Всячески уклоняйтесь от гипноза.

Закаляйте свою волю, любыми средствами оказывайте сопротивление при индивидуальных и тем более групповых гипнотических сеансах — наука не признает принудительный гипноз, тут, следовательно, решающее слово за вами.

И мужайтесь, дорогие наши друзья, мужайтесь и еще раз мужайтесь!

Помните, что мы близко и всегда с вами, на вашей стороне словом и делом!..

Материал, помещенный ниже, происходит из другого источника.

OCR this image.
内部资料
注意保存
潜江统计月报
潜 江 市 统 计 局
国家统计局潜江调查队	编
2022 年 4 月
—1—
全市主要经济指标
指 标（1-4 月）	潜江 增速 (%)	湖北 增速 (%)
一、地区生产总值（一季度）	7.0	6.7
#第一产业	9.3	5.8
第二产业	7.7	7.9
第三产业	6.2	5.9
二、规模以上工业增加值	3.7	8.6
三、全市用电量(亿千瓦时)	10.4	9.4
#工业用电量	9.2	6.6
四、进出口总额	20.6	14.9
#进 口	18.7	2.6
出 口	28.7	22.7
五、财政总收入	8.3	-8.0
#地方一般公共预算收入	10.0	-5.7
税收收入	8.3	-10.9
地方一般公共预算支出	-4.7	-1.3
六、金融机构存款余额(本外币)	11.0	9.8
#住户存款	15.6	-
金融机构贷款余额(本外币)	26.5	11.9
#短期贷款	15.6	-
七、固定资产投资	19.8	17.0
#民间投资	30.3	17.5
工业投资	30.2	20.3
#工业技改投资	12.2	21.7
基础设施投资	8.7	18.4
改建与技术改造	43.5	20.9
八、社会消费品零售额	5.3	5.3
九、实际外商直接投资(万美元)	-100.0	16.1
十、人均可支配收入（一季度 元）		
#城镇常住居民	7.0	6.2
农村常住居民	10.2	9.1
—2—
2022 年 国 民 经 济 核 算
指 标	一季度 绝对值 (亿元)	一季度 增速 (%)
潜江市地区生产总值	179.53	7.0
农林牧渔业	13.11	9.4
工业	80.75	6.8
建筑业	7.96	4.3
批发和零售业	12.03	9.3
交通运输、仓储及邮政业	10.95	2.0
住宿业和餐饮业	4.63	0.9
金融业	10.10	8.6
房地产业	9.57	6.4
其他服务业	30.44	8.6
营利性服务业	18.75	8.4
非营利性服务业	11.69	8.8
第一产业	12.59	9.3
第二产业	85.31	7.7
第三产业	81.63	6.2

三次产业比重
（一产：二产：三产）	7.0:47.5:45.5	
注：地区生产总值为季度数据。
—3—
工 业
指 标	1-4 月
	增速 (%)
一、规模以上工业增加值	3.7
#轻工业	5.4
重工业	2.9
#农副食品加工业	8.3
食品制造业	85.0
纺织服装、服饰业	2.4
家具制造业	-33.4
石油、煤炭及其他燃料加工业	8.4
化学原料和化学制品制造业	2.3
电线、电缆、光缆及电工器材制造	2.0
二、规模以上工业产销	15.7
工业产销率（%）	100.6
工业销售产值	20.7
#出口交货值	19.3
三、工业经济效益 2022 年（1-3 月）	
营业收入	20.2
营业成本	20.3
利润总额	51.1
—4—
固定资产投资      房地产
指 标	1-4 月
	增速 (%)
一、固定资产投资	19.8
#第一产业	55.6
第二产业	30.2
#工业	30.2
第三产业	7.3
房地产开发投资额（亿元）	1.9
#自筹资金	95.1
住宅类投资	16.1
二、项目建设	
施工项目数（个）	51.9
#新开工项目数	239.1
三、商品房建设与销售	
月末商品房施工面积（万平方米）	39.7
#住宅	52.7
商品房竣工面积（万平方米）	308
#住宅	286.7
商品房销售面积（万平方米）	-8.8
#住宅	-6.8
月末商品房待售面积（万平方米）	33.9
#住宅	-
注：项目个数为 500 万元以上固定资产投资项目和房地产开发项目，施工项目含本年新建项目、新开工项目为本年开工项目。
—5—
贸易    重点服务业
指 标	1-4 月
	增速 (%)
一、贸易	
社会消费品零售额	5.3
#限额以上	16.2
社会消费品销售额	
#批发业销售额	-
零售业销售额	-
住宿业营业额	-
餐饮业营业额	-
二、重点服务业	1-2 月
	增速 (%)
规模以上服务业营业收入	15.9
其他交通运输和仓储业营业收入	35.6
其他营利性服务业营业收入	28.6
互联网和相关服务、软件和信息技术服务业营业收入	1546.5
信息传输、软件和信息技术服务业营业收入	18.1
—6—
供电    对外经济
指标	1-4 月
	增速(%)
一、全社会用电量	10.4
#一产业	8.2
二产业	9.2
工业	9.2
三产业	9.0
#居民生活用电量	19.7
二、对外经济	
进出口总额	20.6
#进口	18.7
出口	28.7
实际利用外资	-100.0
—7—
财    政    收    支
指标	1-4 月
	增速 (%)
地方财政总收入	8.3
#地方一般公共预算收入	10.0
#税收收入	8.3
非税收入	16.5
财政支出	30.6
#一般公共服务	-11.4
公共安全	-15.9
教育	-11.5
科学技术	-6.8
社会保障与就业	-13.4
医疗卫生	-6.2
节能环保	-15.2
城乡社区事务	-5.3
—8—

Русские девушки: В е р а, Н а д е ж д а, Л ю б о в ь.

Лесная типография».

_____

Наш гарнизон старательно готовился отметить день рождения фюрера. Часть помещения больницы теперь переоборудована под столовую гарнизона, верх для командного состава, низ отведен рядовым. Здесь состоится торжество. Мы, то есть пате, Макдональд Брук и я — в своем постоянном «отсеке». Я остался весьма доволен этой встречей: откровенная и острая беседа пате с Бруком явилась важным для меня уроком, она помогла мне на многое посмотреть иными глазами, я лучше понял и пате. Зарисую эту беседу, по возможности, с фотографической точностью.

Стол был накрыт красиво, с обилием вина, коньяка и даже двумя бутылками шампанского. Сервировкой стола руководил старшина Петров, но пировали мы, разумеется, без него, только втроем.

Брук, наполняя бокалы вином, сказал:

— Полагаю, господа, вы не будете на меня в претензии, если я захвачу инициативу.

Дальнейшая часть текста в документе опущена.